Now the Senate is considering whether to approve the Chemical Weapons Convention. This is a worldwide treaty, negotiated by the Reagan administration and signed by the Bush administration. It bans the development, production, possession, transfer and use of chemical weapons. Senate opposition to ratification is led by some with whom I often agree. But in this case, I believe they do a grave disservice to America's men and women in uniform.
To a Third World leader indifferent to the health of his own troops and seeking to cause large-scale pain and death for its own sake, chemical weapons have a certain attraction. They don't require the advanced technology needed to build nuclear weapons. Nor do they require the educated populace needed to create a modern conventional military. But they cannot give an inferior force a war-winning capability. In the Persian Gulf War, the threat of our uncompromising retaliation with conventional weapons deterred Saddam Hussein from using his chemical arsenal against us.
Next time, our adversary may be more berserk than Saddam, and deterrence may fail. If that happens, our retaliation will be decisive, devastating - and no help to the young American men and women coming home dead or bearing grievous chemical injuries. What will help is a treaty removing huge quantities of chemical weapons that could otherwise be used against us.
Militarily, this treaty will make us stronger. During the Bush administration, our nation's military and political leadership decided to retire our chemical weapons. This wise move was based on the fact that chemical weapons are not useful for us.
Politically and diplomatically, the barriers against their use by a First World country are massive. Militarily, they are risky and unpredictable to use, difficult and dangerous to store. They serve no purpose that can't be met by our overwhelming conventional forces.
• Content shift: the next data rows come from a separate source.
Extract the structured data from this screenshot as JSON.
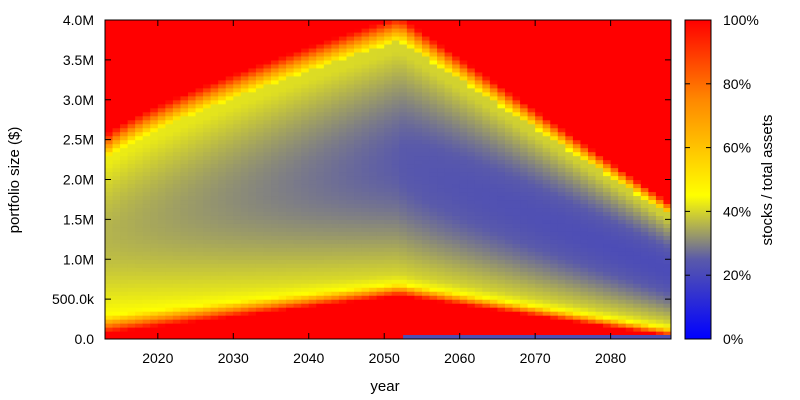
{
  "chart_data": {
    "type": "heatmap",
    "title": "",
    "xlabel": "year",
    "ylabel": "portfolio size ($)",
    "colorbar_label": "stocks / total assets",
    "x_range": [
      2013,
      2088
    ],
    "y_range": [
      0,
      4000000
    ],
    "x_ticks": [
      {
        "value": 2020,
        "label": "2020"
      },
      {
        "value": 2030,
        "label": "2030"
      },
      {
        "value": 2040,
        "label": "2040"
      },
      {
        "value": 2050,
        "label": "2050"
      },
      {
        "value": 2060,
        "label": "2060"
      },
      {
        "value": 2070,
        "label": "2070"
      },
      {
        "value": 2080,
        "label": "2080"
      }
    ],
    "y_ticks": [
      {
        "value": 0,
        "label": "0.0"
      },
      {
        "value": 500000,
        "label": "500.0k"
      },
      {
        "value": 1000000,
        "label": "1.0M"
      },
      {
        "value": 1500000,
        "label": "1.5M"
      },
      {
        "value": 2000000,
        "label": "2.0M"
      },
      {
        "value": 2500000,
        "label": "2.5M"
      },
      {
        "value": 3000000,
        "label": "3.0M"
      },
      {
        "value": 3500000,
        "label": "3.5M"
      },
      {
        "value": 4000000,
        "label": "4.0M"
      }
    ],
    "colorbar_ticks": [
      {
        "value": 0,
        "label": "0%"
      },
      {
        "value": 20,
        "label": "20%"
      },
      {
        "value": 40,
        "label": "40%"
      },
      {
        "value": 60,
        "label": "60%"
      },
      {
        "value": 80,
        "label": "80%"
      },
      {
        "value": 100,
        "label": "100%"
      }
    ],
    "colorscale": [
      {
        "value": 0,
        "color": "#0000ff"
      },
      {
        "value": 25,
        "color": "#5a5aaa"
      },
      {
        "value": 45,
        "color": "#ffff00"
      },
      {
        "value": 75,
        "color": "#ff8800"
      },
      {
        "value": 100,
        "color": "#ff0000"
      }
    ],
    "z_range": [
      0,
      100
    ],
    "grid": false
  }
}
So the United States has no deployed chemical weapons today and will have none in the future. But the same is not true of our potential adversaries. More than a score of nations now seek or possess chemical weapons.
This treaty is entirely about eliminating other people's weapons - weapons that may some day be used against Americans. For the American military, U.S. ratification of the Chemical Weapons Convention is high gain and low or no pain. I find it astonishing that any American opposes ratification.
Opponents argue that the treaty isn't perfect: Verification isn't absolute, forms must be filled out, not every nation will join at first and so forth. This is unpersuasive. Nothing in the real world is perfect. The question is not how this treaty compares with perfection. The question is how U.S. ratification compares with its absence.
If we refuse to ratify, some governments will use our refusal as an excuse to keep their chemical weapons. Worldwide availability of chemical weapons will be higher, and we will know less about other countries' chemical activities. The diplomatic credibility of our threat of retaliation against anyone who uses chemical weapons on our troops will be undermined by our lack of ``clean hands.'' At the bottom line, our failure to ratify will substantially increase the risk of a chemical attack against American service personnel.
E.R. Zumwalt Jr., a retired admiral, was chief of naval operations from 1970 to 1974.